Renowned Ghanaian clergyman, His Eminence Cardinal Peter Appiah Turkson, has lamented Ghana’s failure to stop the menace of illegal small-scale mining, popularly called galamsey.
Speaking in an interview on TV3’s The Big Issue, shared on X on Sunday, October 13, 2024, the Ghanaian prelate and cardinal of the Catholic Church pointed out that galamsey is not only destroying the country’s forest reserves and water bodies but is also endangering its economy.
Cardinal Turkson, the Chancellor of the Pontifical Academy of Sciences and the Pontifical Academy of Social Sciences at the Vatican, added that if the government fails to stop illegal mining, Ghana would veer far from the vision of its first President, Osagyefo Dr.

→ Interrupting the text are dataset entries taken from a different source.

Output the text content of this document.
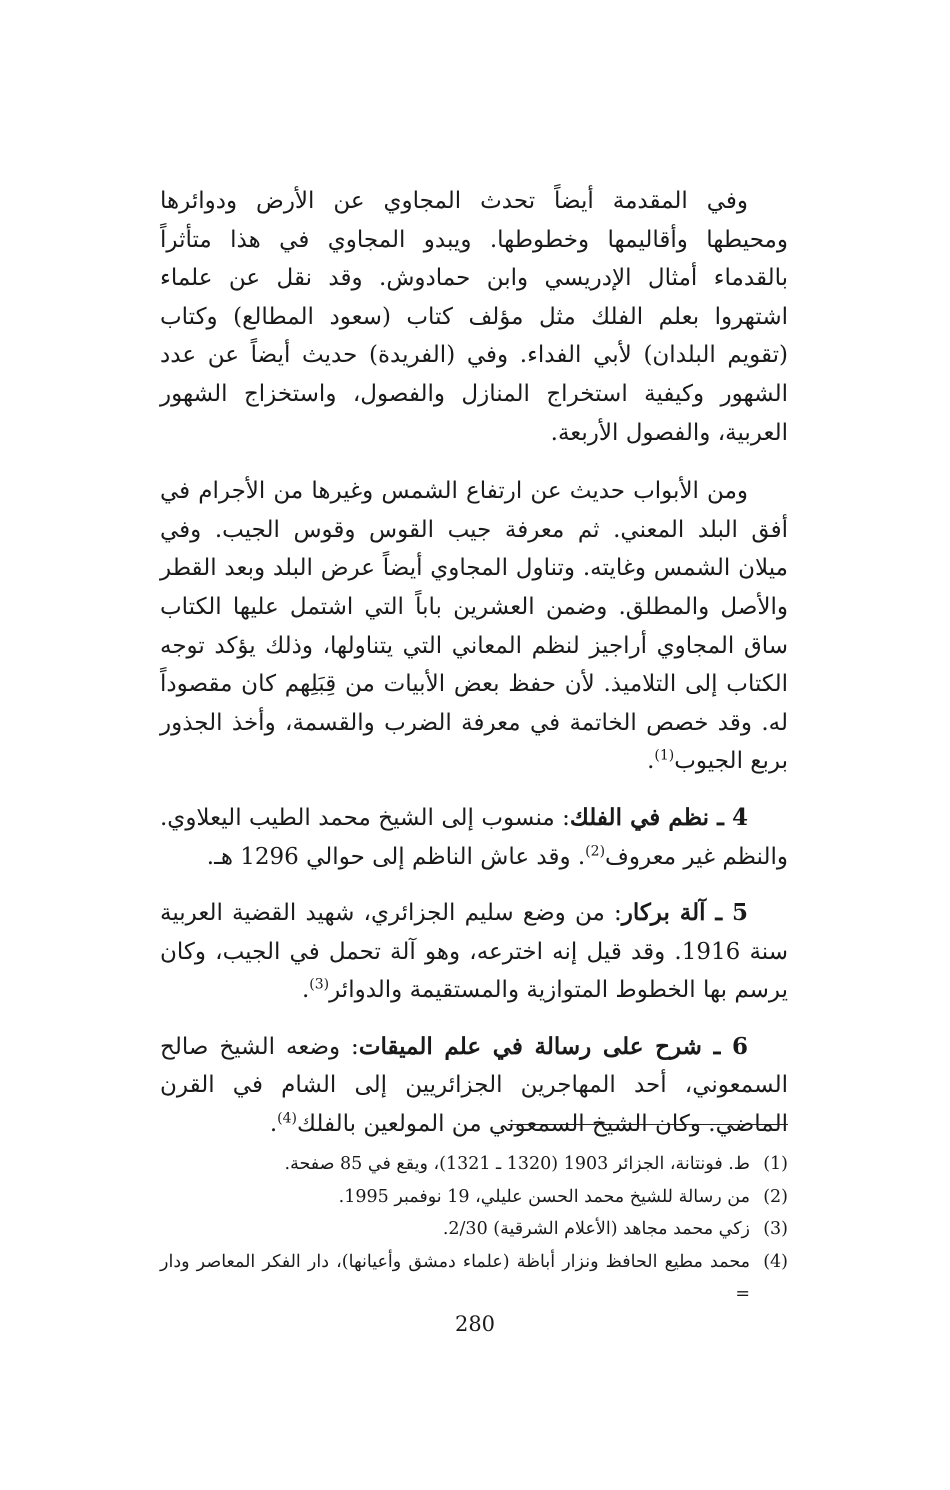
وفي المقدمة أيضاً تحدث المجاوي عن الأرض ودوائرها ومحيطها وأقاليمها وخطوطها. ويبدو المجاوي في هذا متأثراً بالقدماء أمثال الإدريسي وابن حمادوش. وقد نقل عن علماء اشتهروا بعلم الفلك مثل مؤلف كتاب (سعود المطالع) وكتاب (تقويم البلدان) لأبي الفداء. وفي (الفريدة) حديث أيضاً عن عدد الشهور وكيفية استخراج المنازل والفصول، واستخزاج الشهور العربية، والفصول الأربعة.

ومن الأبواب حديث عن ارتفاع الشمس وغيرها من الأجرام في أفق البلد المعني. ثم معرفة جيب القوس وقوس الجيب. وفي ميلان الشمس وغايته. وتناول المجاوي أيضاً عرض البلد وبعد القطر والأصل والمطلق. وضمن العشرين باباً التي اشتمل عليها الكتاب ساق المجاوي أراجيز لنظم المعاني التي يتناولها، وذلك يؤكد توجه الكتاب إلى التلاميذ. لأن حفظ بعض الأبيات من قِبَلِهم كان مقصوداً له. وقد خصص الخاتمة في معرفة الضرب والقسمة، وأخذ الجذور بربع الجيوب$^{(1)}$.

4 ـ نظم في الفلك: منسوب إلى الشيخ محمد الطيب اليعلاوي. والنظم غير معروف$^{(2)}$. وقد عاش الناظم إلى حوالي 1296 هـ.

5 ـ آلة بركار: من وضع سليم الجزائري، شهيد القضية العربية سنة 1916. وقد قيل إنه اخترعه، وهو آلة تحمل في الجيب، وكان يرسم بها الخطوط المتوازية والمستقيمة والدوائر$^{(3)}$.

6 ـ شرح على رسالة في علم الميقات: وضعه الشيخ صالح السمعوني، أحد المهاجرين الجزائريين إلى الشام في القرن الماضي. وكان الشيخ السمعوني من المولعين بالفلك$^{(4)}$.

(1)
ط. فونتانة، الجزائر 1903 (1320 ـ 1321)، ويقع في 85 صفحة.
(2)
من رسالة للشيخ محمد الحسن عليلي، 19 نوفمبر 1995.
(3)
زكي محمد مجاهد (الأعلام الشرقية) 2/30.
(4)
محمد مطيع الحافظ ونزار أباظة (علماء دمشق وأعيانها)، دار الفكر المعاصر ودار =
280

Kwame Nkrumah, and edge toward becoming a failed state.
“If the status quo remains, we'll get to a stage, to put it bluntly, of a failed state. Because, I mean, we've depended on cocoa production. We are basically an economy that was based on mining and agriculture. Kwame Nkrumah, in his wisdom, asked miners to go down and get the minerals while leaving the surface for farming, so we could feed ourselves.

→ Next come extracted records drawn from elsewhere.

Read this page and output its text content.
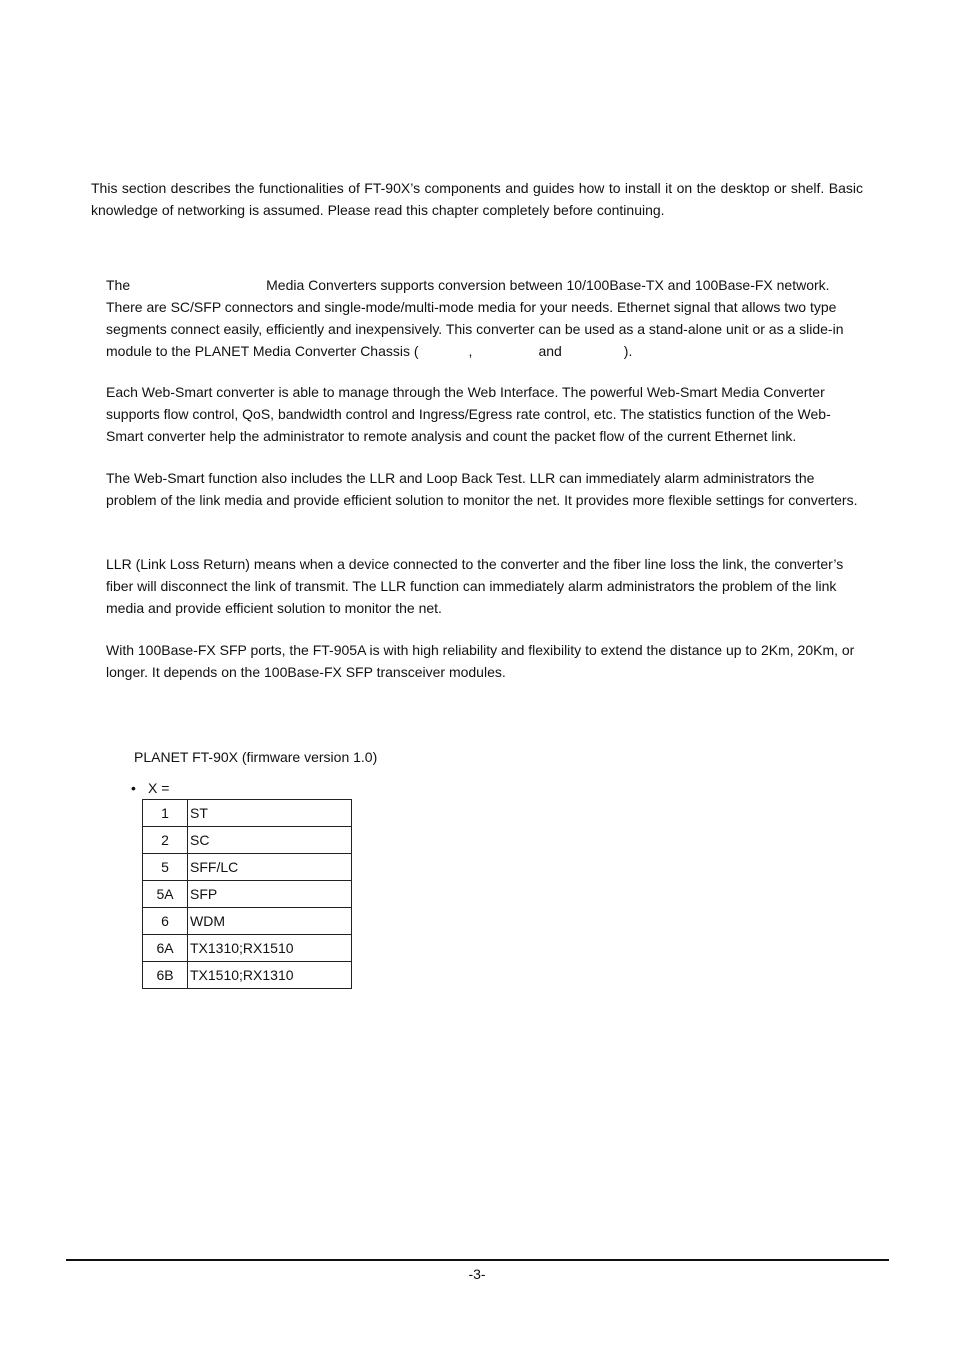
This section describes the functionalities of FT-90X’s components and guides how to install it on the desktop or shelf. Basic knowledge of networking is assumed. Please read this chapter completely before continuing.

The	Media Converters supports conversion between 10/100Base-TX and 100Base-FX network. There are SC/SFP connectors and single-mode/multi-mode media for your needs. Ethernet signal that allows two type segments connect easily, efficiently and inexpensively. This converter can be used as a stand-alone unit or as a slide-in module to the PLANET Media Converter Chassis (	,	and	).

Each Web-Smart converter is able to manage through the Web Interface. The powerful Web-Smart Media Converter supports flow control, QoS, bandwidth control and Ingress/Egress rate control, etc. The statistics function of the Web-Smart converter help the administrator to remote analysis and count the packet flow of the current Ethernet link.

The Web-Smart function also includes the LLR and Loop Back Test. LLR can immediately alarm administrators the problem of the link media and provide efficient solution to monitor the net. It provides more flexible settings for converters.

LLR (Link Loss Return) means when a device connected to the converter and the fiber line loss the link, the converter’s fiber will disconnect the link of transmit. The LLR function can immediately alarm administrators the problem of the link media and provide efficient solution to monitor the net.

With 100Base-FX SFP ports, the FT-905A is with high reliability and flexibility to extend the distance up to 2Km, 20Km, or longer. It depends on the 100Base-FX SFP transceiver modules.

PLANET FT-90X (firmware version 1.0)

• X =

1	ST
2	SC
5	SFF/LC
5A	SFP
6	WDM
6A	TX1310;RX1510
6B	TX1510;RX1310
-3-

“That wisdom has been lost. We're not going down to get the minerals, and we’re not preserving the surface. We are taking the vegetation, removing the topsoil, and leaving potholes. His vision, according to me, was far more correct than the present or whatever,” he said.
He added, “If we continue this way, we’ll lose our vegetation in the era of climate change, which is something we cannot afford. We lose our topsoil, and food production becomes an issue.”